A terceira Skogsrå, que até então não havia dito nada, deu um passo à frente e, olhando seriamente para Kaizen, disse:
“Desde que éramos apenas crianças, quando vivíamos em outra floresta longe daqui, nossos ancestrais nos contaram a história dos Psíquicos.”

“Kesiray, agora não é a hora para isso.”

“Se não agora, quando?” Kesiray se virou e perguntou à Skogsrå que tinha quase todo cabelo verde.

A Skogsrå de cabelo verde não soube o que dizer, então Kesiray continuou.

“A história que eles contaram era de um Psíquico que tinha uma cicatriz sobre seu olho esquerdo, resultado de um poderoso ataque que o tornou incapaz de ver completamente, mas ainda assim o manteve vivo. O Psíquico não tinha um nome na história, era chamado apenas por seu título: o Lobo Azul…” Kesiray começou a contar.

A história do Lobo Azul, como Kesiray a chamou, começa quando o Psíquico visita uma vila fantasma, há muito abandonada por seus habitantes. Esta vila tinha casas de madeira em ruínas, e a única coisa que restava intacta era uma estátua de uma mulher com os olhos fechados.

O Lobo Azul foi até a estátua, e quando a tocou, uma mulher de longos cabelos dourados e olhos verdes apareceu. A mulher se apresentou como Níðhöggr, a Serpente do Submundo, e disse que havia sido aprisionada ali por muito tempo, incapaz de retornar ao seu mundo.

Níðhöggr pediu ao Lobo Azul para libertá-la, pois ela apenas queria voltar para casa, mas o Lobo Azul não tinha certeza se essa era a escolha correta, então pediu que ela contasse o que aconteceria com sua liberação.

A Serpente do Submundo disse que se ele a libertasse, ela poderia voltar ao seu mundo e que o Lobo Azul ganharia poderes inimagináveis, adquirindo também a habilidade de viajar pelos nove reinos.

Entretanto, o Lobo Azul era astuto e experiente. Ele sabia que em nenhuma das histórias Níðhöggr tinha a aparência de um ser humano, muito menos de uma mulher bonita. Além disso, se Níðhöggr estivesse aprisionada em Midgard, os nove mundos de Yggdrasil estariam em caos.

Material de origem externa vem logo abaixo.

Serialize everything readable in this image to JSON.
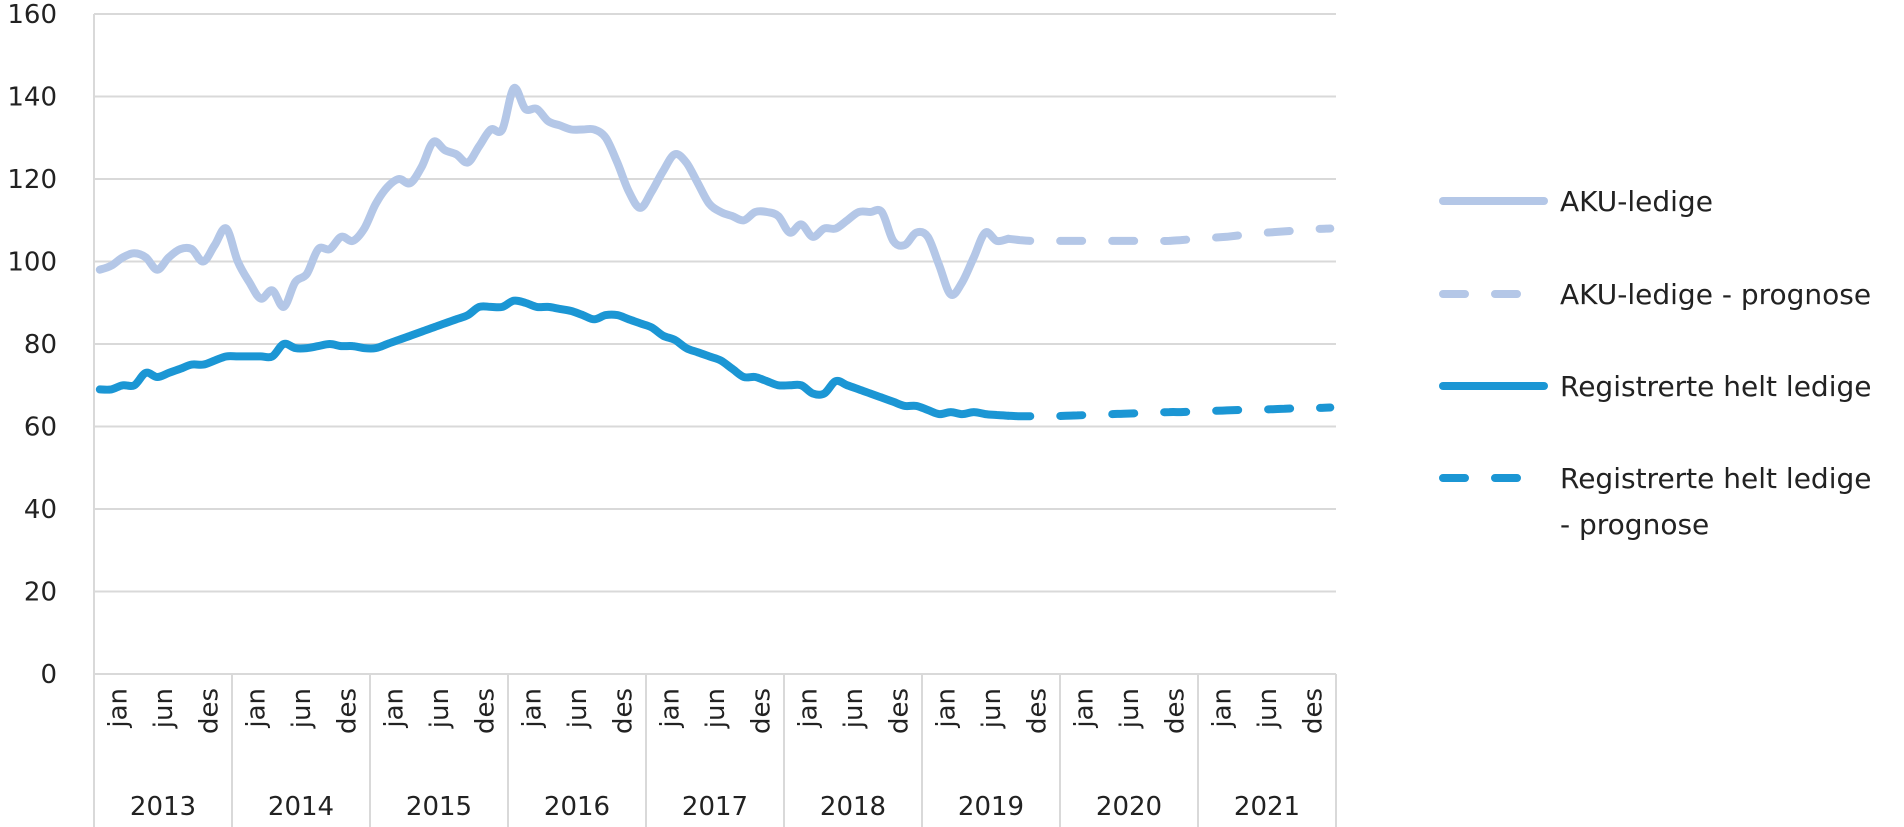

Diante dessa evidência, o Lobo Azul não teve dúvidas de que essa falsa Níðhöggr estava mentindo, e assim ele negou o pedido sem piscar por mais um segundo. A falsa Níðhöggr ficou enfurecida com a recusa do Lobo Azul, e os dois começaram a lutar. A batalha foi longa e difícil, mas no final, o Lobo Azul saiu vitorioso. Em vez de libertar o espírito maligno que tentou enganá-lo, enviando-o para o Lago das Almas em Alfheim ou para Niflheim para ser julgado, o Lobo Azul puniu-o pessoalmente ao absorver a alma desse espírito para si mesmo.

Dizem as lendas que quando o espírito foi absorvido, ou é absorvido no futuro, toda a vila fantasma desapareceu e que as Skogsrå foram guiadas pessoalmente até lá pelo Lobo Azul para cuidar daquele lugar até o fim dos tempos.

A lição desta história serve não apenas para destacar que os Psíquicos são astutos e que tentar enganar um não é uma grande ideia, mas também dá uma pista do que os Psíquicos podem ser capazes de fazer.

‘Absorver a alma de alguém… A alma… Isso me soa como um poder fantástico.’ Kaizen pensou.

Com certeza esta história poderia ser considerada apenas uma lenda fantasiosa sobre os Psíquicos, mas para Kaizen, que sabia que isso era uma atribuição de classe, era um lembrete de que as habilidades da Classe Psych eram maiores do que ele poderia imaginar e que talvez a pista para obter uma habilidade futura fosse justamente esse folclore.